The movie is very good, not Pixar's best (The Incredibles still tops my Pixar list), but far better than last year's Ratatouille (which I just noticed I never bothered to even provide a review for... and I'm usually very thorough about such things). For comparison, this might help:

    The Incredibles... 9.01/10
    Monsters Inc...... 9/10
    Toy Story......... 8/10
    Toy Story 2....... 8/10
    Wall·E............ 7/10
    Cars.............. 6/10
    Finding Nemo...... 6/10
    Ratatouille....... 5/10
    A Bug's Life...... 5/10

Wall·E is a robot, the sole inhabitant remaining on a future planet Earth. Earth has been abandoned because of its filthy state and a legion of Wall·E trash compacting robots were left behind to clean up the joint. Only one Wall·E robot remains operational. Wall·E is joined by a visiting robot "EVE" who is investigating Earth's re-inhabitability. Wall·E is instantly smitten and stows away on EVE's spaceship back to the "Axiom", a space-bound cruise ship where the remainder of the human race now lives. At the center of the movie is a plant seedling that Wall·E finds during his trash cleanup duties on Earth and then gives to EVE as a token of his affection.
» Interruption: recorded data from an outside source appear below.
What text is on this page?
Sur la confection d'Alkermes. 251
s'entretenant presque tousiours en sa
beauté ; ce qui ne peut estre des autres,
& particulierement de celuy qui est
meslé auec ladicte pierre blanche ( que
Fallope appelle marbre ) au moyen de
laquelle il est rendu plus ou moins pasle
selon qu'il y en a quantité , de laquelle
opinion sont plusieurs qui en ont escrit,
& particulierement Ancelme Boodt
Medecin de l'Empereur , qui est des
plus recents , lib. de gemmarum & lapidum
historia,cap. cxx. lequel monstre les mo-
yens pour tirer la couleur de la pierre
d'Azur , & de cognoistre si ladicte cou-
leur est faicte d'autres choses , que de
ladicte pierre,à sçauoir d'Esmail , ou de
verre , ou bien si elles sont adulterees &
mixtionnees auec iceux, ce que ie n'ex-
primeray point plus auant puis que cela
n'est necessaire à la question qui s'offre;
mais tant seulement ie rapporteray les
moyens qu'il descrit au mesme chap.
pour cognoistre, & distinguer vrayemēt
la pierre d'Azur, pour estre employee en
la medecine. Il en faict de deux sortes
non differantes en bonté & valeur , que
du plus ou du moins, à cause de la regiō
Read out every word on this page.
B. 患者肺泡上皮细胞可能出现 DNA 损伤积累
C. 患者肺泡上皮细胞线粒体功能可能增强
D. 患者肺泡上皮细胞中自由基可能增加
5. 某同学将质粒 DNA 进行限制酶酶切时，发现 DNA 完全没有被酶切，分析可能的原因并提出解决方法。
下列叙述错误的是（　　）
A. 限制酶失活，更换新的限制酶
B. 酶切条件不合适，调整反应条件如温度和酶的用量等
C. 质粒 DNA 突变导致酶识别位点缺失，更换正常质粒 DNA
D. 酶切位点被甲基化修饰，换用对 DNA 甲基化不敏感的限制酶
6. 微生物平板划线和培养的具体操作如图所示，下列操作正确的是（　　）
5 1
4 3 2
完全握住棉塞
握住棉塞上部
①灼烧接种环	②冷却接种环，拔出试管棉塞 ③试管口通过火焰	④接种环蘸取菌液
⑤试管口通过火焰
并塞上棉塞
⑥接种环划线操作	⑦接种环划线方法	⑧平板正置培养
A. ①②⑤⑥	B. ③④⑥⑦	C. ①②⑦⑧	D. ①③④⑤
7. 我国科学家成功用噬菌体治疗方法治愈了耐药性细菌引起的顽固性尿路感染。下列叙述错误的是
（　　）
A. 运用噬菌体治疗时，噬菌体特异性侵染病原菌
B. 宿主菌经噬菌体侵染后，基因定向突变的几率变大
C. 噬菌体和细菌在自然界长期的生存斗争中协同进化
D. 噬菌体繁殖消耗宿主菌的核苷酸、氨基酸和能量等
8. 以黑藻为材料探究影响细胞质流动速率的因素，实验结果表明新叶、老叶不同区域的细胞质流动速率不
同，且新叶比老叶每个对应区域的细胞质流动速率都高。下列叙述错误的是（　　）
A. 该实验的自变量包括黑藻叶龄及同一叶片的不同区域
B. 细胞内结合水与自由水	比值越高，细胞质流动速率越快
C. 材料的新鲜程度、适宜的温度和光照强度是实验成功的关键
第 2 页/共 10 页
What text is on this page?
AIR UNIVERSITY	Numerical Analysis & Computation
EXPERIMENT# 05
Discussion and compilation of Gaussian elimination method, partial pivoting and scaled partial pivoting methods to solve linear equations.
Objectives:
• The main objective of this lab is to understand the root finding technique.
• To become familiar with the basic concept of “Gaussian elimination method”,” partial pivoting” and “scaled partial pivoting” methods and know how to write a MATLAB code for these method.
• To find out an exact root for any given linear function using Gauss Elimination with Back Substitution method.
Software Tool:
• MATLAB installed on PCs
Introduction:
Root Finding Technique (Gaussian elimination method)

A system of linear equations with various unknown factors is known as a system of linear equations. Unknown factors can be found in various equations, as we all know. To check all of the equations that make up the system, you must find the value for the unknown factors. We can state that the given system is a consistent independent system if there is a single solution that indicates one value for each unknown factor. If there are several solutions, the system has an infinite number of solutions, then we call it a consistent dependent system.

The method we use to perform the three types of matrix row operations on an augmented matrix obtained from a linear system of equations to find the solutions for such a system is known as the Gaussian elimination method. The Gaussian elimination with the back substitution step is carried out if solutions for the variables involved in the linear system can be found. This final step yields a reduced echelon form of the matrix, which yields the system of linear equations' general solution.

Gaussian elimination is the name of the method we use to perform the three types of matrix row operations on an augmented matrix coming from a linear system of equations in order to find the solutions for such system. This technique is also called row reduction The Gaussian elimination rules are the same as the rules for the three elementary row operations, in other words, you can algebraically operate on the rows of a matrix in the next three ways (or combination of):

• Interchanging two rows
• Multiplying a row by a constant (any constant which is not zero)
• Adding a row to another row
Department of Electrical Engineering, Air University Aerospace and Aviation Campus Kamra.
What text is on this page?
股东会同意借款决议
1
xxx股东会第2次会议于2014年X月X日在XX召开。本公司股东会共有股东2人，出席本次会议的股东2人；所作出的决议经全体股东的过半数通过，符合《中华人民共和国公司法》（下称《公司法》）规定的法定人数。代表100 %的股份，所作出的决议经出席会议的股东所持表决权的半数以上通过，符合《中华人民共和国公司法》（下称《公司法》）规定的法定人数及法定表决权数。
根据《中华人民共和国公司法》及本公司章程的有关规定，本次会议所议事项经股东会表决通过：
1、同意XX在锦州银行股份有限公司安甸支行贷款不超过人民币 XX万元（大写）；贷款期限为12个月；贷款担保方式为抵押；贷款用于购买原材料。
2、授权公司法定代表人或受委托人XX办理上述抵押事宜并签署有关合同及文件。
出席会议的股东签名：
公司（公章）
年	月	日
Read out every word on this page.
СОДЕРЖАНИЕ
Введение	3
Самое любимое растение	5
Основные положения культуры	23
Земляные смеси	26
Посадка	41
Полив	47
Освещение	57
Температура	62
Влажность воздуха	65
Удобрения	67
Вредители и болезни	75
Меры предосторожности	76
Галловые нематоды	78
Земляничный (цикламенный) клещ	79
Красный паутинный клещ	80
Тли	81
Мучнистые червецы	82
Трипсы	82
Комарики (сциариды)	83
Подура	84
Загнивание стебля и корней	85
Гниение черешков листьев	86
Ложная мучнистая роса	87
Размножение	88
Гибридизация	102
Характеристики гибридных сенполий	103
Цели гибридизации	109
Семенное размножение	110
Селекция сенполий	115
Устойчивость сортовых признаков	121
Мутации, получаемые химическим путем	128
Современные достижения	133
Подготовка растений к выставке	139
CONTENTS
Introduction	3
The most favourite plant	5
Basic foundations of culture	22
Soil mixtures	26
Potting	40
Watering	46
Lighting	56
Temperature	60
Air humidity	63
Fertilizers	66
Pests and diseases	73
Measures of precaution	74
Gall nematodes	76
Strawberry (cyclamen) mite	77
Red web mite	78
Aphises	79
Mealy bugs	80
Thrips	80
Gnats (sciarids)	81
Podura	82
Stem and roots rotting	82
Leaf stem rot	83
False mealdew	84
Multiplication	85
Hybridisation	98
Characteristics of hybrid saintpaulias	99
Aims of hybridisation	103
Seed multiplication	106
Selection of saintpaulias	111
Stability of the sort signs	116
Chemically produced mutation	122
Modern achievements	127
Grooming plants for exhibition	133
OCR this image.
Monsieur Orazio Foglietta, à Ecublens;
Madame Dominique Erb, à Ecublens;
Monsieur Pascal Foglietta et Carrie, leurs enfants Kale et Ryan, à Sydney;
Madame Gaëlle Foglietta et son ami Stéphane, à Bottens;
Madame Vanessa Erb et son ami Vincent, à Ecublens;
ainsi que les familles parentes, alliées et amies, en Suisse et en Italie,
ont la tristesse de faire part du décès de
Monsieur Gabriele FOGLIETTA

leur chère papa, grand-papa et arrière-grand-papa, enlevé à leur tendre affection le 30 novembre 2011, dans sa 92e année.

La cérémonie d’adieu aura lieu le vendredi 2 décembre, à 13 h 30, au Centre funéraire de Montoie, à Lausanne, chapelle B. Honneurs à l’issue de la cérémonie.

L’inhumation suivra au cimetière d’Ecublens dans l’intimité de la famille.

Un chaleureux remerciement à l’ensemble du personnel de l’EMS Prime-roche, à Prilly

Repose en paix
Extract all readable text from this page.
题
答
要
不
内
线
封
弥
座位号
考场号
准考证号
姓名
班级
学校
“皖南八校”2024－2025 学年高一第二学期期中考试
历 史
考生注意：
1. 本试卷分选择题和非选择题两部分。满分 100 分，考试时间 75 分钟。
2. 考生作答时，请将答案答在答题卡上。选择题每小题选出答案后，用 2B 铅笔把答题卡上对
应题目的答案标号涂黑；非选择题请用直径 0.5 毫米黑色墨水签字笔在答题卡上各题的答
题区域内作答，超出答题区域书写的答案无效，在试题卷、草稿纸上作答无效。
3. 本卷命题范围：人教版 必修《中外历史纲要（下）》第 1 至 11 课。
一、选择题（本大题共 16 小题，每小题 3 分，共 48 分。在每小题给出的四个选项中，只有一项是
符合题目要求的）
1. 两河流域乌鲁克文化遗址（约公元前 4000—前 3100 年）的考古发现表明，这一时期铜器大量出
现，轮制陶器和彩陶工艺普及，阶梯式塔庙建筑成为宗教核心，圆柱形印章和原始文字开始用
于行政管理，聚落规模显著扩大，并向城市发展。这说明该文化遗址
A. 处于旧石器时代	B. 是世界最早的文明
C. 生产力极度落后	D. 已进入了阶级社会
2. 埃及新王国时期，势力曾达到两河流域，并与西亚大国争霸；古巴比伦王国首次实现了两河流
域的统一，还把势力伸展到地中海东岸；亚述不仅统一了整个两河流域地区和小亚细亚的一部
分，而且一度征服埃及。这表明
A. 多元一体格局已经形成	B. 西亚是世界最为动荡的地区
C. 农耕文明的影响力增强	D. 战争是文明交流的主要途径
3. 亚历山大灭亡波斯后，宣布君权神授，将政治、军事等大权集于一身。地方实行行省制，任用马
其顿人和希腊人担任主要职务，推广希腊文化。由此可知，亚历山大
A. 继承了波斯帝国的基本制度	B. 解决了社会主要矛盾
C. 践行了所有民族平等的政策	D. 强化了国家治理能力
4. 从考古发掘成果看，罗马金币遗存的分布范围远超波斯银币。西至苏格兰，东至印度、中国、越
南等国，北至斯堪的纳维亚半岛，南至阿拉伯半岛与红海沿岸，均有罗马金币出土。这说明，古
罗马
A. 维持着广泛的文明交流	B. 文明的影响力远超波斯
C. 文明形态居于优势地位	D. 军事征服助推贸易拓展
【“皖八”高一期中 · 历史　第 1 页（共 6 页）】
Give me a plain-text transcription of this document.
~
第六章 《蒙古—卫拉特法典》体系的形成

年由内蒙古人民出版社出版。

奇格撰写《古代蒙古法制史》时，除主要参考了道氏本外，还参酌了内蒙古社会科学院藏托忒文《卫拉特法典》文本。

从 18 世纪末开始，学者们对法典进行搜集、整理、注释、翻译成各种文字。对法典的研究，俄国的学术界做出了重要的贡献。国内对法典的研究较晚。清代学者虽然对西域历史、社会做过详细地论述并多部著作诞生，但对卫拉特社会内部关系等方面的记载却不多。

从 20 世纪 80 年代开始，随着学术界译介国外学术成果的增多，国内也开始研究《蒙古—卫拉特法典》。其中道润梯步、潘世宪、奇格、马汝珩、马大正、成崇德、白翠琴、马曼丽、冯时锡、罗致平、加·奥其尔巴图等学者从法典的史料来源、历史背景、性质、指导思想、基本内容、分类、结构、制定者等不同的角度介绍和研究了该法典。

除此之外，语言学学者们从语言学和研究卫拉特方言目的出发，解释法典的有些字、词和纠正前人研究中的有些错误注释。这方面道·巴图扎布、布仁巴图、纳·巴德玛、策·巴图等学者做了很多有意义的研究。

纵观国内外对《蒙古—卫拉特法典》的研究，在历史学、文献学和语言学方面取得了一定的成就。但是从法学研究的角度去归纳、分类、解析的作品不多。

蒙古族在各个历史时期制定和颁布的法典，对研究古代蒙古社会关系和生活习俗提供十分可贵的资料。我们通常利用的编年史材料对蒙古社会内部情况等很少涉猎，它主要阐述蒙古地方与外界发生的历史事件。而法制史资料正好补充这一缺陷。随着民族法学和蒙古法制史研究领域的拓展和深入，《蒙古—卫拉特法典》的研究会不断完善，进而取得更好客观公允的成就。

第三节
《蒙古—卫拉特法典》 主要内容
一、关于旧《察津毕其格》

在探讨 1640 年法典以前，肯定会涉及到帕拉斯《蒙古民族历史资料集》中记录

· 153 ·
There isn't much to the plot and very little dialog to speak of (pun intended). Yet, Wall·E accomplishes quite a bit with very little. The character Wall·E has an "ET"-like charm that endears himself to the audience. The interaction and playfulness between Wall·E and EVE is quite touching at times. When the movie is developing the relationship between the two robots, the film works very well. The "human" characters and plot didn't work as well and although the two plot lines were necessarily symbiotic (to advance each other), they didn't enmesh particularly well. In other words, Wall·E feels like two movies... one that was really good (the robot love story), and one that was just so-so (the humans returning to Earth).

Summary: Worth the dollars to see it on the big screen.